Termine tedesco («scarto») già usato in Germania dalla metà del 19° sec. in riferimento a prodotti (oggetti, mobili) di bassa qualità ma con pretese estetiche, di imitazione o falsificazione da originali antichi.
Attraverso un dibattito svolto soprattutto in Germania nel periodo tra le due guerre, la nozione di K. fu elaborata come categoria in riferimento al rapporto tra arte e società nell’era della tecnologia e dei consumi di massa; il termine, assunto nel lessico intellettuale internazionale (con l’aggettivo kitschig «proprio del K.»), passò a indicare quell’aspetto del cattivo gusto che contrassegna la produzione estetica destinata alle attese dell’uomo medio della civiltà contemporanea. I principali temi sociali, familiari, religiosi, trasformati in canonici luoghi comuni e identificati in un preciso repertorio d’immagini, soprattutto a cavallo dei due secoli divengono fonte di ispirazione di una vastissima produzione di K., dalle immagini sacre alle cartoline sentimentali, alle opere cimiteriali o patriottiche, alla letteratura rosa, ai souvenir, e così via. Ciò che distingue il K. è la pretesa autenticità, e validità, di procedimenti formali frutto viceversa di facile imitazione o grossolana contraffazione. La moderna produzione di serie e l’invenzione di nuove tecniche di riproduzione hanno infatti reso possibile l’offerta, a un pubblico sempre più vasto, di una merce mediocre e a buon mercato, ma di confezionatura piacevole e appariscente, in un fenomeno che spazia dalla produzione di oggetti alla proposta commerciale di attività, come i viaggi organizzati ‘tutto compreso’ nei luoghi deputati della natura e dell’arte.
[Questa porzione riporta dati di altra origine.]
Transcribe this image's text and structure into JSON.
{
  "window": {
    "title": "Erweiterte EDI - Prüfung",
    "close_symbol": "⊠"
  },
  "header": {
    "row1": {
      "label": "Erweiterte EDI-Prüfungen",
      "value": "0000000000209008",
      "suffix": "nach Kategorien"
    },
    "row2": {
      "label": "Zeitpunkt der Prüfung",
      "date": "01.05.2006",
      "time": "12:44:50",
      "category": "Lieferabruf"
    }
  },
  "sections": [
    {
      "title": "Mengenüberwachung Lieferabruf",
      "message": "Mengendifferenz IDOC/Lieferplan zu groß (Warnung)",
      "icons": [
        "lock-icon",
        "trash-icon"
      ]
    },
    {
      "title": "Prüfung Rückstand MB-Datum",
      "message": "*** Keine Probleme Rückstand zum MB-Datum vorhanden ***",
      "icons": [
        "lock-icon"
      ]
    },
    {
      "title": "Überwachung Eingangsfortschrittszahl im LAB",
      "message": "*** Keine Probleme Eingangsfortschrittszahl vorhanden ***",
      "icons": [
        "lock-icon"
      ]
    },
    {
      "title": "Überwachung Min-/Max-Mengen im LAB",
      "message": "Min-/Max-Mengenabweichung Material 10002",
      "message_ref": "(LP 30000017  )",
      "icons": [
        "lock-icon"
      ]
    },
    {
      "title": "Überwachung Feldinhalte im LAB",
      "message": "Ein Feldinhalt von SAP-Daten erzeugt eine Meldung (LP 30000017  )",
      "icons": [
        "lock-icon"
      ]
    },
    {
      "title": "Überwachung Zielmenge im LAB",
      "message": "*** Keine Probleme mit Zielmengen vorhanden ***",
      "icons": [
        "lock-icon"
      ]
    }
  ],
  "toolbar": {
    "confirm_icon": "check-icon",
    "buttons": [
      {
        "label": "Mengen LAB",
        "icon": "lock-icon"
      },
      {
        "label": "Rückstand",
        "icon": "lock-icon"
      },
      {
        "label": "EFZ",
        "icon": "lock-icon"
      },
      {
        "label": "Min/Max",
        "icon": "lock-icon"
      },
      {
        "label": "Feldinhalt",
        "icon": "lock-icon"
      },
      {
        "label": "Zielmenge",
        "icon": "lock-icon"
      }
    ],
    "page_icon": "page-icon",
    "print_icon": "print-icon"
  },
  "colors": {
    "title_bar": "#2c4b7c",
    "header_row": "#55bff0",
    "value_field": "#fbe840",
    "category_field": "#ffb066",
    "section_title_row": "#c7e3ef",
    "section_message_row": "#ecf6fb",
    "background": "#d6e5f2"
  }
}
Lezioso, ridondante e tendenzialmente baroccheggiante tra la fine del 19° e l’inizio del 20° sec., nei decenni successivi il K. si adegua ai caratteri più esteriori del rinnovamento formale proposto dal funzionalismo europeo. L’organizzazione del mercato interviene infatti in modo sensibile sulla percezione della produzione artistica, dalla musica alla letteratura, al teatro, al cinema, alle arti figurative, all’architettura; le operazioni d’avanguardia sono esposte a una rapida obsolescenza, e l’innovazione formale, fatta propria dalla pubblicità o dall’arte di consumo, è sottoposta a un processo di volgarizzazione.
Allo studio delle problematiche del K., dei suoi rapporti con la storia, l’arte, la società, il comportamento, hanno contribuito studiosi quali F. Karpfen, H. Broch, W. Benjamin, T.W. Adorno, A. Moles, G. Dorfles. Broch ha coniato la definizione di uomo-K. (Kitsch-Mensch), prodotto di una società in cui alla mancanza di valori etici di base si tenta di sopperire con l’esaltazione di valori estetici facili e fittizi.